Example showing how you configure related settings through the HMC CLI:
```shell
chhmc -c xntp -s enable # Enable the NTP service
chhmc -c xntp -s add -a IP_Addr # Add a remote NTP server
chhmc -c date -s modify --timezone Europe/Copenhagen # Configure your timezone
chhmc -c date -s modify --datetime 01301615 # Set current date/time: MMDDhhmm[[CC]YY][.ss]
```
Remember to reboot your HMC after changing the timezone.
### Compatibility with nextract Plus
From version 1.2 *HMCi* is made compatible with the similar [nextract Plus](https://www.ibm.com/support/pages/nextract-plus-hmc-rest-api-performance-statistics) tool from Nigel Griffiths. This means that the Grafana [dashboards](https://grafana.com/grafana/dashboards/13819) made by Nigel are compatible with *HMCi* and the other way around.
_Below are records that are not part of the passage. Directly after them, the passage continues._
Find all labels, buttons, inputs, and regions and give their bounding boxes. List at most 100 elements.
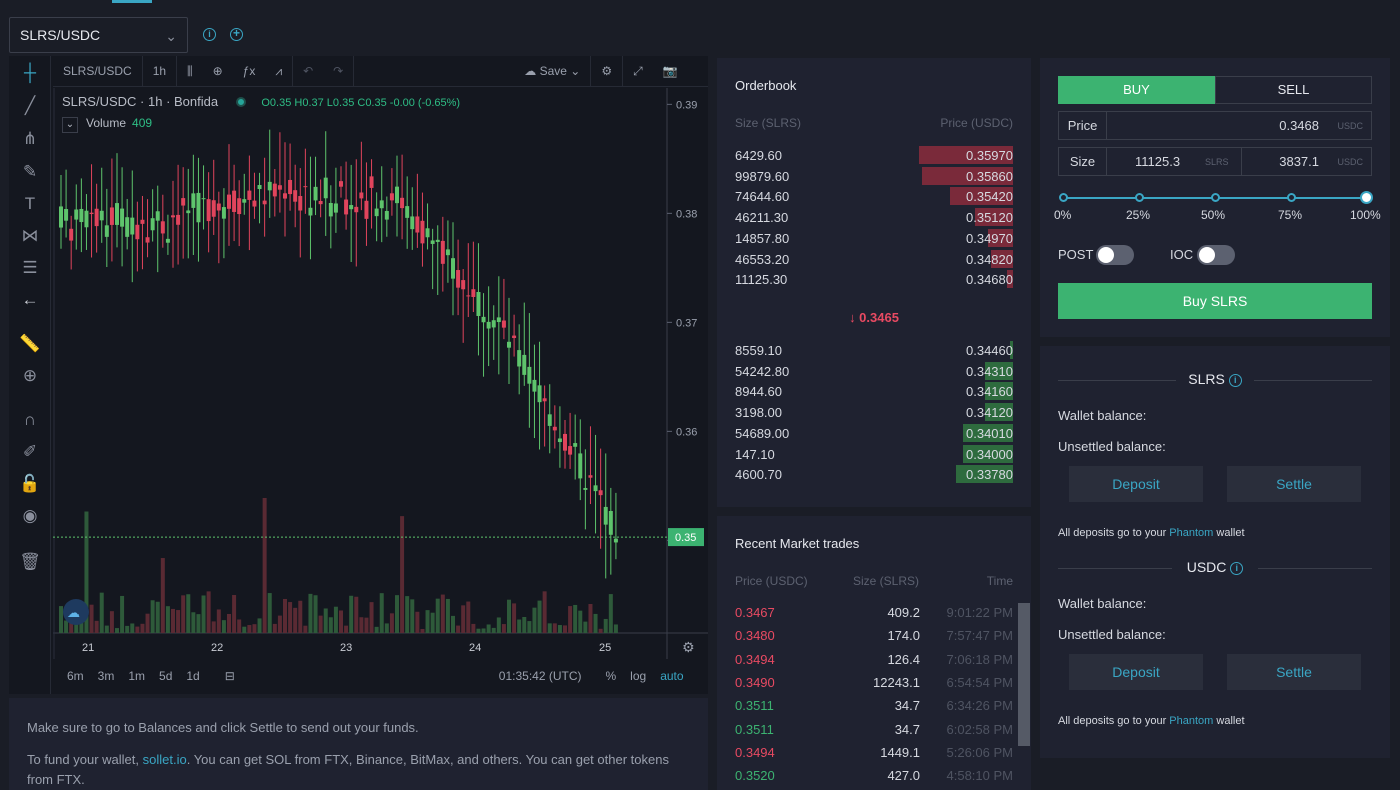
- symbol-button[interactable]: SLRS/USDC: [53, 55, 143, 87]
- candle-body: [466, 295, 471, 297]
- buy-submit-button[interactable]: Buy SLRS: [1058, 283, 1372, 319]
- ask-row[interactable]: 46211.30 0.35120: [717, 207, 1031, 227]
- ask-row[interactable]: 14857.80 0.34970: [717, 228, 1031, 248]
- lock-icon[interactable]: 🔓: [19, 474, 41, 493]
- bid-row[interactable]: 4600.70 0.33780: [717, 464, 1031, 484]
- slider-mark-0[interactable]: [1059, 193, 1068, 202]
- quote-settle-button[interactable]: Settle: [1227, 654, 1361, 690]
- size-input[interactable]: 11125.3: [1135, 154, 1181, 169]
- bid-row[interactable]: 3198.00 0.34120: [717, 402, 1031, 422]
- candle-body: [471, 289, 476, 298]
- templates-icon[interactable]: ⩘: [265, 55, 294, 87]
- add-icon[interactable]: +: [230, 27, 243, 41]
- compare-icon[interactable]: ⊕: [212, 63, 223, 78]
- ruler-icon[interactable]: 📏: [19, 334, 41, 353]
- quote-deposit-button[interactable]: Deposit: [1069, 654, 1203, 690]
- sollet-link[interactable]: sollet.io: [142, 752, 187, 767]
- ask-row[interactable]: 6429.60 0.35970: [717, 145, 1031, 165]
- ask-row[interactable]: 99879.60 0.35860: [717, 166, 1031, 186]
- pct-0[interactable]: 0%: [1054, 208, 1072, 222]
- volume-legend: ⌄ Volume 409: [62, 116, 152, 133]
- text-tool-icon[interactable]: T: [24, 194, 36, 213]
- ask-row[interactable]: 11125.30 0.34680: [717, 269, 1031, 289]
- range-1d[interactable]: 1d: [186, 669, 200, 683]
- clock-time[interactable]: 01:35:42 (UTC): [498, 669, 582, 683]
- bid-row[interactable]: 54242.80 0.34310: [717, 361, 1031, 381]
- candle-body: [135, 224, 140, 240]
- redo-icon[interactable]: ↷: [323, 55, 355, 87]
- phantom-link[interactable]: Phantom: [1169, 527, 1214, 539]
- range-5d[interactable]: 5d: [159, 669, 173, 683]
- range-3m[interactable]: 3m: [97, 669, 115, 683]
- buy-tab[interactable]: BUY: [1058, 76, 1215, 104]
- lock-drawing-icon[interactable]: ✐: [22, 442, 38, 461]
- log-toggle[interactable]: log: [630, 669, 647, 683]
- orderbook-panel: Orderbook Size (SLRS) Price (USDC) 6429.…: [717, 58, 1031, 507]
- trash-icon[interactable]: 🗑: [19, 552, 41, 571]
- trades-scrollbar[interactable]: [1018, 603, 1030, 746]
- phantom-link[interactable]: Phantom: [1169, 715, 1214, 727]
- order-size: 74644.60: [735, 189, 790, 205]
- bid-row[interactable]: 54689.00 0.34010: [717, 423, 1031, 443]
- pct-25[interactable]: 25%: [1126, 208, 1151, 222]
- zoom-in-icon[interactable]: ⊕: [22, 366, 38, 385]
- prediction-icon[interactable]: ☰: [22, 258, 38, 277]
- trend-line-icon[interactable]: ╱: [24, 96, 36, 115]
- eye-icon[interactable]: ◉: [22, 506, 38, 525]
- pct-50[interactable]: 50%: [1201, 208, 1226, 222]
- info-icon[interactable]: i: [1230, 562, 1244, 575]
- slider-handle[interactable]: [1360, 191, 1373, 204]
- sell-tab[interactable]: SELL: [1215, 76, 1372, 104]
- volume-bar: [461, 605, 466, 633]
- post-toggle[interactable]: [1096, 245, 1134, 265]
- size-field[interactable]: Size 11125.3 SLRS 3837.1 USDC: [1058, 147, 1372, 176]
- fullscreen-icon[interactable]: ⤢: [633, 63, 643, 78]
- bid-row[interactable]: 147.10 0.34000: [717, 444, 1031, 464]
- pct-100[interactable]: 100%: [1350, 208, 1381, 222]
- price-field[interactable]: Price 0.3468 USDC: [1058, 111, 1372, 140]
- total-input[interactable]: 3837.1: [1279, 154, 1319, 169]
- collapse-chevron-icon[interactable]: ⌄: [62, 117, 78, 133]
- auto-toggle[interactable]: auto: [660, 669, 684, 683]
- volume-bar: [262, 498, 267, 633]
- info-icon[interactable]: i: [1228, 374, 1242, 387]
- base-deposit-note: All deposits go to your Phantom wallet: [1058, 527, 1245, 539]
- crosshair-icon[interactable]: ┼: [23, 63, 37, 82]
- interval-button[interactable]: 1h: [143, 55, 178, 87]
- ask-row[interactable]: 46553.20 0.34820: [717, 249, 1031, 269]
- brush-icon[interactable]: ✎: [22, 162, 38, 181]
- order-price: 0.34970: [966, 230, 1013, 246]
- volume-bar: [547, 623, 552, 633]
- bid-row[interactable]: 8559.10 0.34460: [717, 340, 1031, 360]
- settings-gear-icon[interactable]: ⚙: [591, 55, 624, 87]
- magnet-icon[interactable]: ∩: [23, 410, 37, 429]
- ioc-toggle[interactable]: [1197, 245, 1235, 265]
- camera-icon[interactable]: 📷: [662, 63, 678, 78]
- base-deposit-button[interactable]: Deposit: [1069, 466, 1203, 502]
- range-1m[interactable]: 1m: [128, 669, 146, 683]
- candle-body: [349, 205, 354, 210]
- range-6m[interactable]: 6m: [67, 669, 84, 683]
- pattern-icon[interactable]: ⋈: [21, 226, 39, 245]
- pct-75[interactable]: 75%: [1278, 208, 1303, 222]
- price-chart[interactable]: 0.390.380.370.360.3521222324250.35⚙☁‹: [53, 88, 708, 659]
- date-range-icon[interactable]: ⊟: [224, 669, 235, 683]
- price-input[interactable]: 0.3468: [1279, 118, 1319, 133]
- info-icon[interactable]: i: [203, 28, 216, 41]
- ask-row[interactable]: 74644.60 0.35420: [717, 186, 1031, 206]
- slider-mark-50[interactable]: [1211, 193, 1220, 202]
- market-selector[interactable]: SLRS/USDC ⌄: [9, 17, 188, 53]
- slider-mark-25[interactable]: [1135, 193, 1144, 202]
- pitchfork-icon[interactable]: ⋔: [22, 129, 38, 148]
- candle-body: [227, 194, 231, 209]
- save-button[interactable]: ☁ Save ⌄: [514, 55, 592, 87]
- indicators-icon[interactable]: ƒx: [242, 63, 256, 78]
- bid-row[interactable]: 8944.60 0.34160: [717, 381, 1031, 401]
- back-arrow-icon[interactable]: ←: [21, 290, 39, 309]
- volume-bar: [104, 625, 109, 633]
- slider-mark-75[interactable]: [1287, 193, 1296, 202]
- candle-type-icon[interactable]: ⫼: [187, 63, 193, 78]
- percent-toggle[interactable]: %: [605, 669, 617, 683]
- base-settle-button[interactable]: Settle: [1227, 466, 1361, 502]
- undo-icon[interactable]: ↶: [303, 63, 314, 78]
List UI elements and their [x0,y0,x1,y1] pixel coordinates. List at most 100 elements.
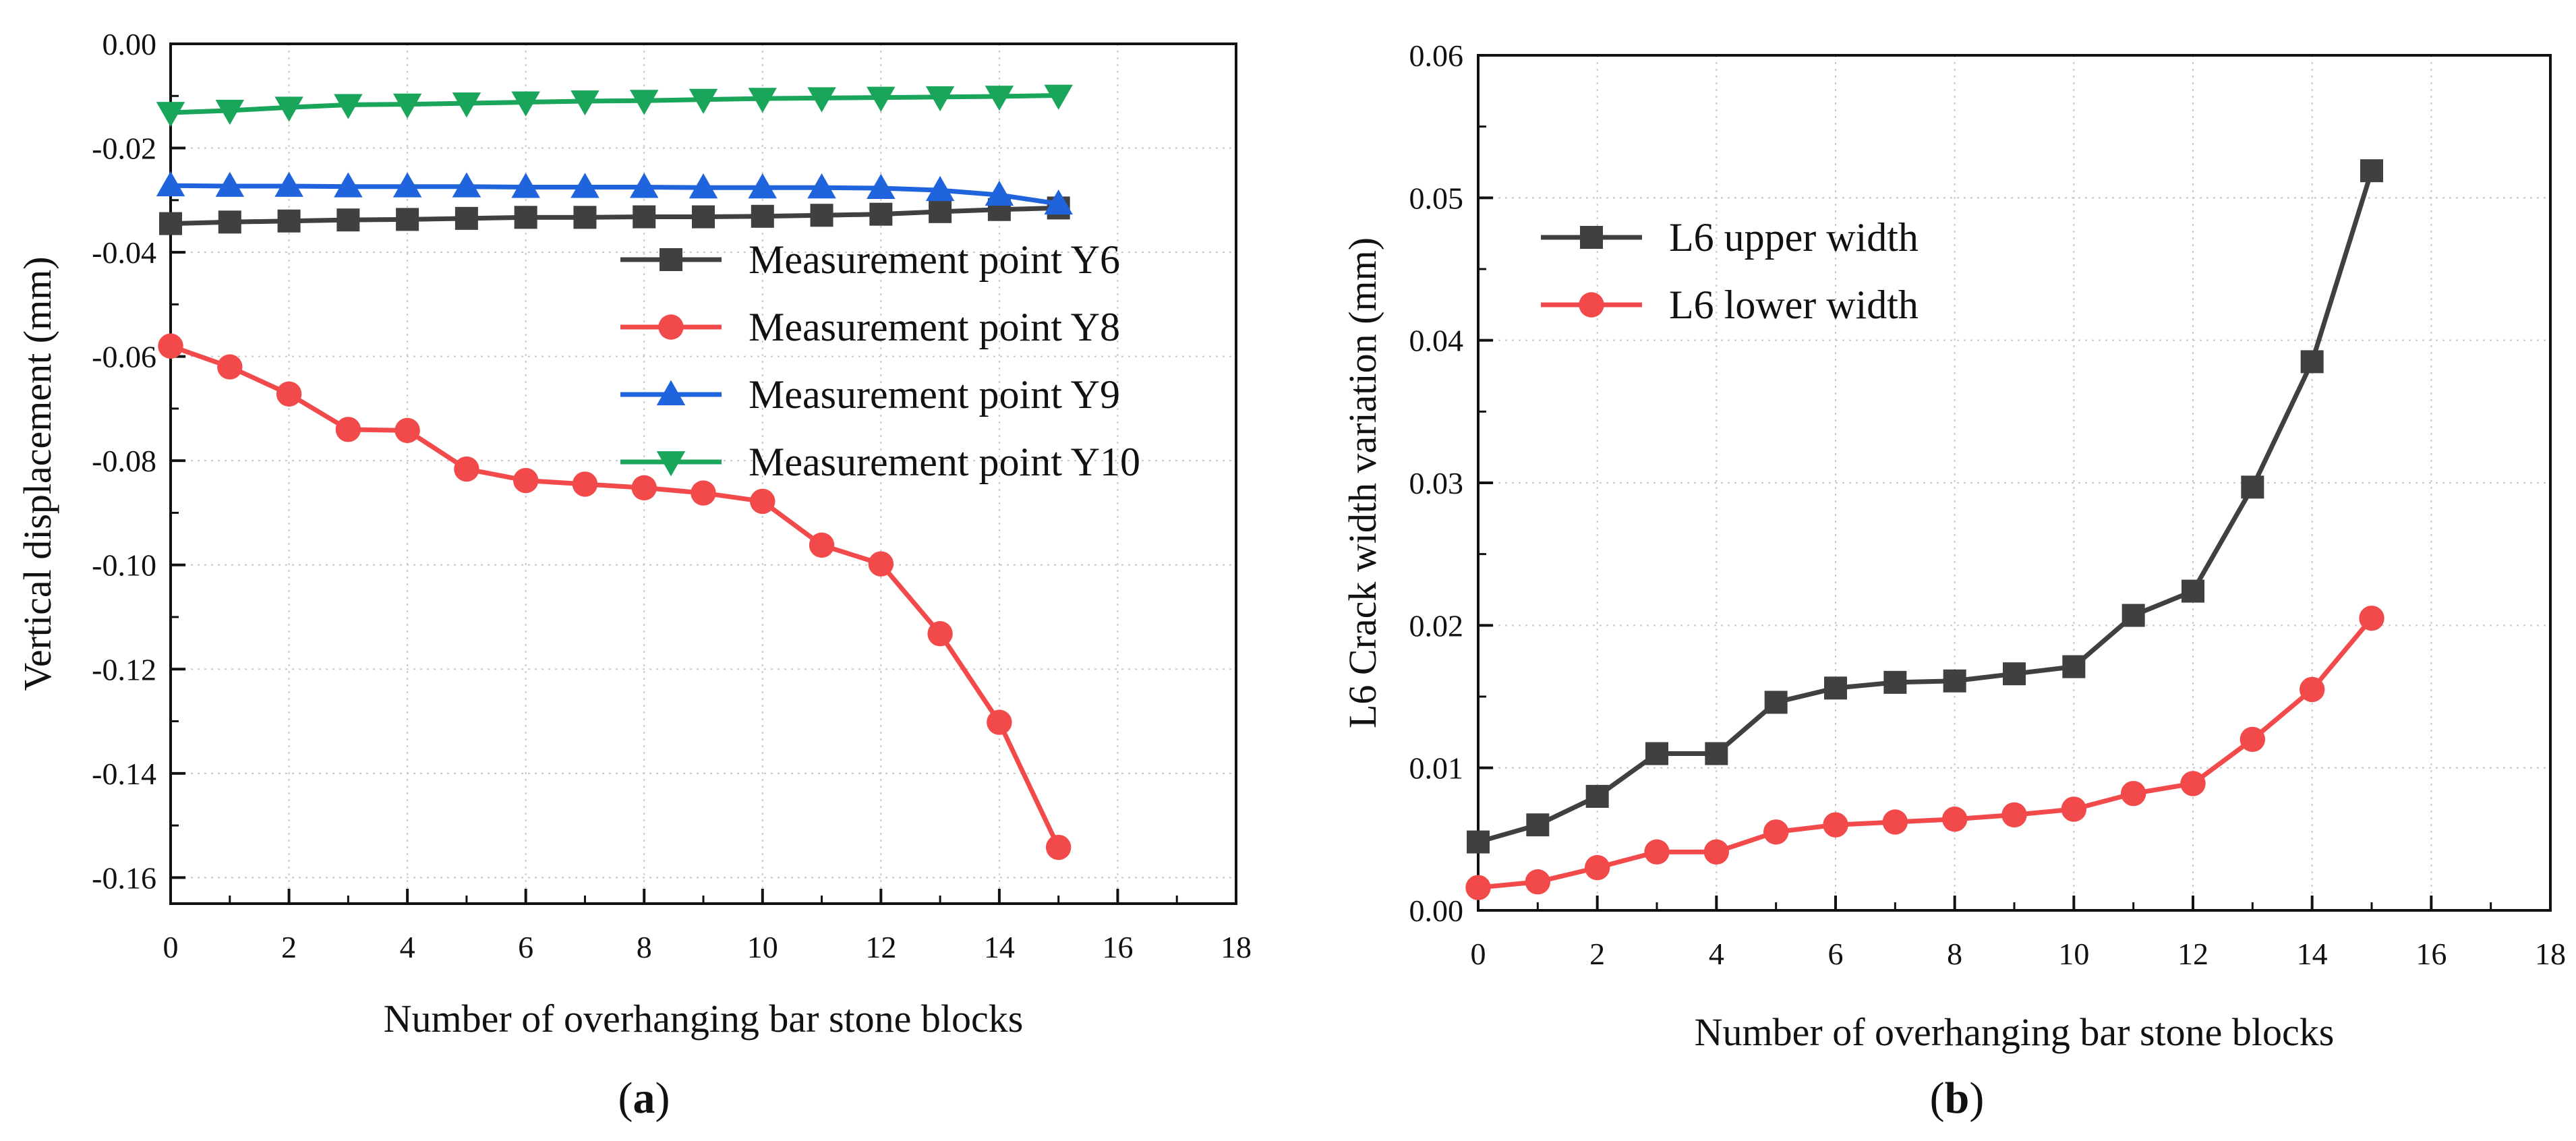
x-tick-label: 6 [1828,937,1844,971]
data-point [2001,802,2027,828]
data-point [215,99,245,125]
data-point [156,171,185,197]
data-point [336,208,360,232]
data-point [927,621,953,647]
data-point [1467,830,1490,854]
y-tick-label: 0.00 [1409,894,1464,928]
data-point [276,381,302,407]
data-point [452,172,481,198]
data-point [2061,796,2087,822]
data-point [156,102,185,127]
data-point [513,467,539,494]
series-line [170,183,1059,206]
data-point [750,488,775,515]
data-point [985,86,1014,111]
data-point [2241,475,2264,499]
legend-marker [1580,226,1603,249]
series-line [170,93,1059,115]
x-tick-label: 8 [637,930,652,964]
series-l6-upper-width [1467,159,2383,854]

### Start InfluxDB and Grafana at boot (systemd compatible Linux)
```shell
systemctl enable influxdb
systemctl start influxdb
systemctl enable grafana-server
systemctl start grafana-server
```
### InfluxDB Retention Policy
Examples for changing the default InfluxDB retention policy for the hmci database:
```text
ALTER RETENTION POLICY "autogen" ON "hmci" DURATION 156w
ALTER RETENTION POLICY "autogen" ON "hmci" DURATION 90d
```
### Upgrading HMCi
On RPM based systems (RedHat, Suse, CentOS), download the latest *hmci-x.y.z-n.noarch.rpm* file and upgrade:
```shell
sudo rpm -Uvh hmci-x.y.z-n.noarch.rpm
```
On DEB based systems (Debian, Ubuntu and derivatives), download the latest *hmci_x.y.z-n_all.deb* file and upgrade:
```shell
sudo dpkg -i hmci_x.y.z-n_all.deb
```
Restart the HMCi service on *systemd* based Linux systems:
```shell
systemctl restart hmci
journalctl -f -u hmci # to check log output
```
### AIX Notes
To install (or upgrade) on AIX, you need to pass the *--ignoreos* flag to the *rpm* command:
```shell
rpm -Uvh --ignoreos hmci-x.y.z-n.noarch.rpm
```
## Grafana Screenshots
Below are screenshots of the provided Grafana dashboards (found in the **doc/** folder), which can be used as a starting point.
- [hmci-systems.png](https://bitbucket.org/mnellemann/hmci/downloads/hmci-systems-dashboard.png)
- [hmci-vois.png](https://bitbucket.org/mnellemann/hmci/downloads/hmci-vios-dashboard.png)
- [hmci-lpars](https://bitbucket.org/mnellemann/hmci/downloads/hmci-lpars-dashboard.png)
## Known problems
### Incomplete test of metrics
I have not been able to test and verify all types of metric data. If you encounter any missing or wrong data, please contact me, so I can try to fix it. It is possible to run **hmci** with *-d -d* to log JSON data received by the HCM, which can help me implement missing data.
### Naming collision
You can't have partitions (or Virtual I/O Servers) on different Systems with the same name, as these cannot be distinguished when metrics are
written to InfluxDB (which uses the name as key).
### Renaming partitions
If you rename a partition, the metrics in InfluxDB will still be available by the old name, and new metrics will be available by the new name of the partition. There is no easy way to migrate the old data, but you can delete it easily:
```text
DELETE WHERE lparname = 'name';
```
## Development Information
You need Java (JDK) version 8 or later to build hmci.
### Build & Test
Use the gradle build tool, which will download all required dependencies:
```shell
./gradlew clean build
```
### Local Testing
#### InfluxDB container
Start the InfluxDB container:
```shell
docker run --name=influxdb --rm -d -p 8086:8086 influxdb:1.8-alpine
```
To execute the Influx client from within the container:
```shell
docker exec -it influxdb influx
```
#### Grafana container
Start the Grafana container, linking it to the InfluxDB container:
```shell
docker run --name grafana --link influxdb:influxdb --rm -d -p 3000:3000 grafana/grafana:7.1.3
```
Setup Grafana to connect to the InfluxDB container by defining a new datasource on URL *http://influxdb:8086* named *hmci*.
The hmci database must be created beforehand, which can be done by running the hmci tool first.
Grafana dashboards can be imported from the *doc/* folder.